Rationalists and Empiricists

•           Who were the rationalists?  Roughly, people characterized by the following:

–      Significant role for a priori knowledge

–      Emphasis on necessary truths

–      Significant role for innate knowledge

•           Empiricists were inclined to deny the above

 

Rationalists and Empiricists

•           Some philosophers generally regarded as rationalists: Descartes (1596- 1650), Spinoza (1632-1677), and Leibniz (1646-1716)

•           Some philosophers generally regarded as empiricists: Locke (1632-1704), Berkeley (1685-1753), and Hume (1711-1776)

 

Kinds of Human Inquiry

•           What are the two types of human inquiry Hume identifies?

•           What characterizes these different types of inquiry?

 

Cause and Effect

•           What are reasonings concerning matters of fact based on?

•           Does Hume think that cause and effect reasoning can be understood a priori?

•           Some quotes

•           The difference between induction and cause and effect

 

Skeptical Doubts Regarding Matters of Fact

•            1: All reasoning regarding induction and cause and effect makes use of

    F – the future will resemble the past.

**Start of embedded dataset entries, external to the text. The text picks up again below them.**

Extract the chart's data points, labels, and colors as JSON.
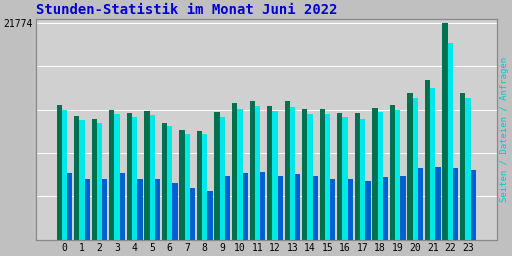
{
  "title": "Stunden-Statistik im Monat Juni 2022",
  "title_color": "#0000cc",
  "title_fontsize": 10,
  "ylabel_right": "Seiten / Dateien / Anfragen",
  "ylabel_right_color": "#00cccc",
  "hours": [
    0,
    1,
    2,
    3,
    4,
    5,
    6,
    7,
    8,
    9,
    10,
    11,
    12,
    13,
    14,
    15,
    16,
    17,
    18,
    19,
    20,
    21,
    22,
    23
  ],
  "ytick_label": "21774",
  "ytick_value": 21774,
  "background_color": "#c0c0c0",
  "plot_bg_color": "#d0d0d0",
  "bar_colors": [
    "#007050",
    "#00e8e8",
    "#0060d0"
  ],
  "seiten": [
    13500,
    12400,
    12100,
    13000,
    12700,
    12900,
    11700,
    11000,
    10900,
    12800,
    13700,
    13900,
    13400,
    13900,
    13100,
    13100,
    12700,
    12700,
    13200,
    13500,
    14700,
    16000,
    21774,
    14700
  ],
  "dateien": [
    13000,
    12000,
    11700,
    12600,
    12300,
    12500,
    11400,
    10600,
    10600,
    12300,
    13100,
    13400,
    12900,
    13300,
    12600,
    12600,
    12300,
    12100,
    12800,
    13000,
    14200,
    15200,
    19800,
    14200
  ],
  "anfragen": [
    6700,
    6100,
    6100,
    6700,
    6100,
    6100,
    5700,
    5200,
    4900,
    6400,
    6700,
    6800,
    6400,
    6600,
    6400,
    6100,
    6100,
    5900,
    6300,
    6400,
    7200,
    7300,
    7200,
    7000
  ]
}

•            2: To prove F, one must reason to a matter of fact;

•            3: Any reasoning to a matter of fact invokes F; therefore,

•            4: Any proof of F is circular and unconvincing.

•            5: Any justification or proof of induction and cause and effect requires a justification or proof of F; therefore,

•            6: No proof or justification of induction or cause and effect can be given that is non-circular and convincing.

 

More Skeptical Doubts & a Response

•           The argument from our inability to spot necessary connections.

•           What is Hume’s account of induction and cause and effect?